PREGAME: As I start to write up today’s game thread, I realize the team has split the first 2 games of a series quite frequently. Basically every series since their first 2.
Today it will be Justin Verlander who is coming off his best start of the season. We’ll see if the stuff is there again, and it better be because the Indians can beat up Verlander pretty good. He has a 4-10 career mark against Cleveland and they’ve hit him at an 837 OPS clip.
The Indians send out their ace as well, lefty Cliff Lee. Clifton Phifer Lee was shelled in his first 2 starts, but has posted 3 quality starts since then allowing 3 runs in his last 20 innings.
One thing to watch today, Inge has hit Lee to the tune of 400/471/633 in 34 plate appearances. Inge is also riding that consecutive games on base streak. Things look favorable for him today in terms of match-up, but will these be one of those paradoxical baseball things where he gets stymied?
Inge might get an extra shot for his streak as he moves up one spot in the order with Gerald Laird getting the day off.
- Granderson, CF
- Polanco, 2B
- Ordonez, RF
- Cabrera, 1B
- Guillen, LF
- Inge, 3B
- Raburn, DH
- Everett, SS
- Sardhina, C
Cleveland vs. Detroit – May 3, 2009 | MLB.com: Gameday
POSTGAME: Verlander’s fastball was the story of this game. He rode his high 90’s heater to 11 strikeouts, good enough to put him on top of the AL leaderboard. It was simply a matter of overpowering the Indians hitters. It wasn’t fancy, it was just raw heat. He’d mix in a curve or change early in the count, but more often than not it was the fastball that either had Cleveland frozen or waving at air. It was beautiful.

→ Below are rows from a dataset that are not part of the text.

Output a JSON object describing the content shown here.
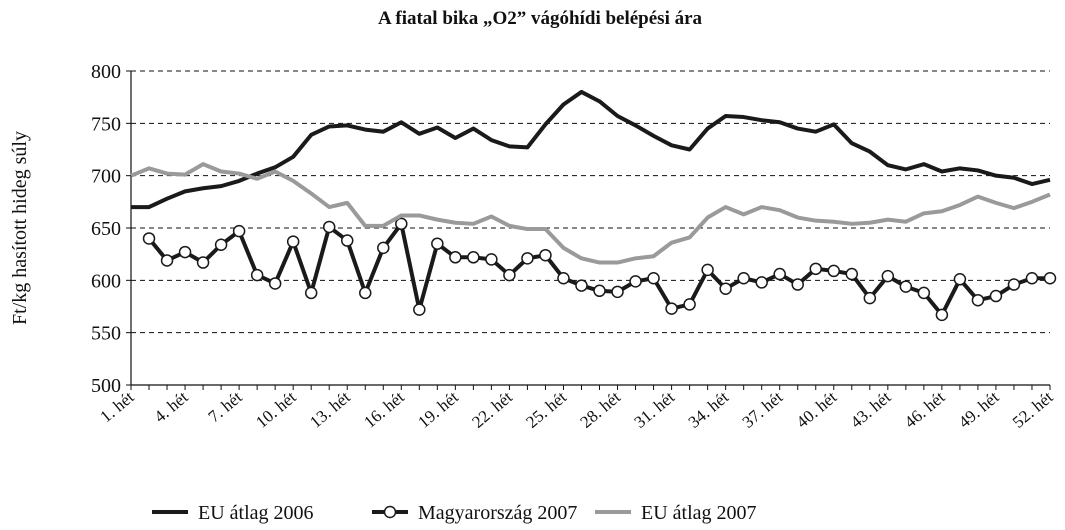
{
  "chart_data": {
    "type": "line",
    "title": "A fiatal bika „O2” vágóhídi belépési ára",
    "ylabel": "Ft/kg hasított hideg súly",
    "categories": [
      "1. hét",
      null,
      null,
      "4. hét",
      null,
      null,
      "7. hét",
      null,
      null,
      "10. hét",
      null,
      null,
      "13. hét",
      null,
      null,
      "16. hét",
      null,
      null,
      "19. hét",
      null,
      null,
      "22. hét",
      null,
      null,
      "25. hét",
      null,
      null,
      "28. hét",
      null,
      null,
      "31. hét",
      null,
      null,
      "34. hét",
      null,
      null,
      "37. hét",
      null,
      null,
      "40. hét",
      null,
      null,
      "43. hét",
      null,
      null,
      "46. hét",
      null,
      null,
      "49. hét",
      null,
      null,
      "52. hét"
    ],
    "series": [
      {
        "name": "EU átlag 2006",
        "color": "#1a1a1a",
        "marker": null,
        "values": [
          670,
          670,
          678,
          685,
          688,
          690,
          695,
          702,
          708,
          718,
          739,
          747,
          748,
          744,
          742,
          751,
          740,
          746,
          736,
          745,
          734,
          728,
          727,
          749,
          768,
          780,
          771,
          757,
          748,
          738,
          729,
          725,
          745,
          757,
          756,
          753,
          751,
          745,
          742,
          749,
          731,
          723,
          710,
          706,
          711,
          704,
          707,
          705,
          700,
          698,
          692,
          696
        ]
      },
      {
        "name": "Magyarország 2007",
        "color": "#1a1a1a",
        "marker": "circle",
        "values": [
          null,
          640,
          619,
          627,
          617,
          634,
          647,
          605,
          597,
          637,
          588,
          651,
          638,
          588,
          631,
          654,
          572,
          635,
          622,
          622,
          620,
          605,
          621,
          624,
          602,
          595,
          590,
          589,
          599,
          602,
          573,
          577,
          610,
          592,
          602,
          598,
          606,
          596,
          611,
          609,
          606,
          583,
          604,
          594,
          588,
          567,
          601,
          581,
          585,
          596,
          602,
          602
        ]
      },
      {
        "name": "EU átlag 2007",
        "color": "#9a9a9a",
        "marker": null,
        "values": [
          700,
          707,
          702,
          701,
          711,
          704,
          702,
          697,
          704,
          695,
          683,
          670,
          674,
          652,
          652,
          662,
          662,
          658,
          655,
          654,
          661,
          652,
          649,
          649,
          631,
          621,
          617,
          617,
          621,
          623,
          636,
          641,
          660,
          670,
          663,
          670,
          667,
          660,
          657,
          656,
          654,
          655,
          658,
          656,
          664,
          666,
          672,
          680,
          674,
          669,
          675,
          682
        ]
      }
    ],
    "ylim": [
      500,
      800
    ],
    "yticks": [
      500,
      550,
      600,
      650,
      700,
      750,
      800
    ],
    "grid": true,
    "legend": "bottom"
  }
}
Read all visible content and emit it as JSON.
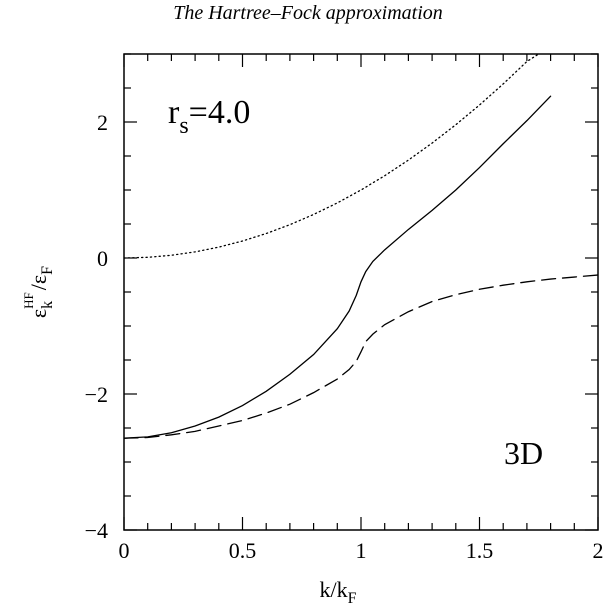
{
  "page_title": "The Hartree–Fock approximation",
  "chart_data": {
    "type": "line",
    "xlabel_main": "k/k",
    "xlabel_sub": "F",
    "ylabel": {
      "eps1": "ε",
      "eps1_sub": "k",
      "eps1_sup": "HF",
      "slash": "/",
      "eps2": "ε",
      "eps2_sub": "F"
    },
    "xlim": [
      0,
      2
    ],
    "ylim": [
      -4,
      3
    ],
    "xticks": [
      {
        "value": 0,
        "label": "0"
      },
      {
        "value": 0.5,
        "label": "0.5"
      },
      {
        "value": 1,
        "label": "1"
      },
      {
        "value": 1.5,
        "label": "1.5"
      },
      {
        "value": 2,
        "label": "2"
      }
    ],
    "yticks": [
      {
        "value": -4,
        "label": "−4"
      },
      {
        "value": -2,
        "label": "−2"
      },
      {
        "value": 0,
        "label": "0"
      },
      {
        "value": 2,
        "label": "2"
      }
    ],
    "annotations": {
      "rs_main": "r",
      "rs_sub": "s",
      "rs_value": "=4.0",
      "dim": "3D"
    },
    "series": [
      {
        "style": "dotted",
        "x": [
          0,
          0.1,
          0.2,
          0.3,
          0.4,
          0.5,
          0.6,
          0.7,
          0.8,
          0.9,
          1.0,
          1.1,
          1.2,
          1.3,
          1.4,
          1.5,
          1.6,
          1.7,
          1.75
        ],
        "y": [
          0,
          0.01,
          0.04,
          0.09,
          0.16,
          0.25,
          0.36,
          0.49,
          0.64,
          0.81,
          1.0,
          1.21,
          1.44,
          1.69,
          1.96,
          2.25,
          2.56,
          2.89,
          3.0
        ]
      },
      {
        "style": "solid",
        "x": [
          0,
          0.1,
          0.2,
          0.3,
          0.4,
          0.5,
          0.6,
          0.7,
          0.8,
          0.9,
          0.95,
          0.98,
          1.0,
          1.02,
          1.05,
          1.1,
          1.2,
          1.3,
          1.4,
          1.5,
          1.6,
          1.7,
          1.8
        ],
        "y": [
          -2.65,
          -2.63,
          -2.57,
          -2.47,
          -2.34,
          -2.17,
          -1.96,
          -1.71,
          -1.42,
          -1.04,
          -0.78,
          -0.55,
          -0.35,
          -0.2,
          -0.05,
          0.12,
          0.42,
          0.7,
          1.0,
          1.33,
          1.68,
          2.02,
          2.38
        ]
      },
      {
        "style": "dashed",
        "x": [
          0,
          0.1,
          0.2,
          0.3,
          0.4,
          0.5,
          0.6,
          0.7,
          0.8,
          0.9,
          0.95,
          0.98,
          1.0,
          1.02,
          1.05,
          1.1,
          1.2,
          1.3,
          1.4,
          1.5,
          1.6,
          1.7,
          1.8,
          1.9,
          2.0
        ],
        "y": [
          -2.65,
          -2.64,
          -2.6,
          -2.55,
          -2.47,
          -2.39,
          -2.28,
          -2.15,
          -1.98,
          -1.78,
          -1.64,
          -1.52,
          -1.38,
          -1.23,
          -1.12,
          -0.98,
          -0.79,
          -0.64,
          -0.54,
          -0.46,
          -0.4,
          -0.35,
          -0.31,
          -0.28,
          -0.25
        ]
      }
    ]
  }
}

And when Verlander did get in trouble in the 7th inning, with the bases loaded and nobody out, it was more domination. His last 7 fastballs AVERAGED 99.25mph. As Rod Allen would say, that’s some serious cheese. He went to that cheese 79 times today, 55 for strikes and 11 of the swing-and-miss variety (plus 2 foul tips into the glove).

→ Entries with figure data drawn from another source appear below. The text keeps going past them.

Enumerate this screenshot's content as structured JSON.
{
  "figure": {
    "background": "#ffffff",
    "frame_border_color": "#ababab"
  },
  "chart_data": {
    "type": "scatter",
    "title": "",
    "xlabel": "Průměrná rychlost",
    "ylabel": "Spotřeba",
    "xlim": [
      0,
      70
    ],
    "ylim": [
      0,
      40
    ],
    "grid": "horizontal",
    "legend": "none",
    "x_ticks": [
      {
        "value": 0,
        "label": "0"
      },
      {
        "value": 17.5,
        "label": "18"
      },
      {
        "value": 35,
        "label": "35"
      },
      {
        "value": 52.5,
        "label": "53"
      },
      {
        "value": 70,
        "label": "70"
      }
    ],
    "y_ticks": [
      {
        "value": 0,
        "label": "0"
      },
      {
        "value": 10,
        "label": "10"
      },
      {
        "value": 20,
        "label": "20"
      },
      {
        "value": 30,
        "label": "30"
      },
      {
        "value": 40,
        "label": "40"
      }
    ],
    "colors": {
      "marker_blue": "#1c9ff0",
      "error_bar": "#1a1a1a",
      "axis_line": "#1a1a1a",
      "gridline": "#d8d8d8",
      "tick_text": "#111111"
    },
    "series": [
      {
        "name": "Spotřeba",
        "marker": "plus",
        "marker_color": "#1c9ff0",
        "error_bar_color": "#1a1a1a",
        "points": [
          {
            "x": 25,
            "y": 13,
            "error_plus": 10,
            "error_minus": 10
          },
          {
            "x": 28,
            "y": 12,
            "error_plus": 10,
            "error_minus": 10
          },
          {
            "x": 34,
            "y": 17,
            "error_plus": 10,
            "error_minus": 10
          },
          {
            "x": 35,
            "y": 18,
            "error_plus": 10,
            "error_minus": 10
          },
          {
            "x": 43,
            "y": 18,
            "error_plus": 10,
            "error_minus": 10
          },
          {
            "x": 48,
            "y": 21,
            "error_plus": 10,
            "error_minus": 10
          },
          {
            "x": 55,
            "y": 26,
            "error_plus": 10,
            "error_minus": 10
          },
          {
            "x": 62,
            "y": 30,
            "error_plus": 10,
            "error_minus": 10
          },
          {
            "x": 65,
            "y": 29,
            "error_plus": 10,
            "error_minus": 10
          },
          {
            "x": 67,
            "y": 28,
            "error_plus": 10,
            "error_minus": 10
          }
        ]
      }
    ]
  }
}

Bobby Seay was a little shaky for the second straight day, but Joel Zumaya came in and induced a bullet right at Adam Everett. Fernando Rodney finished things off with a 1-2-3 9th inning on 12 pitches.
As for the offense, it was Brandon Inge again going deep. Everybody had a hit except for Guillen and Raburn. Guillen hit the ball well in 3 of his at-bats, but right at the right fielder every time.
This one felt good, and in what was a very up and down week finishing the week 3-3 isn’t so bad.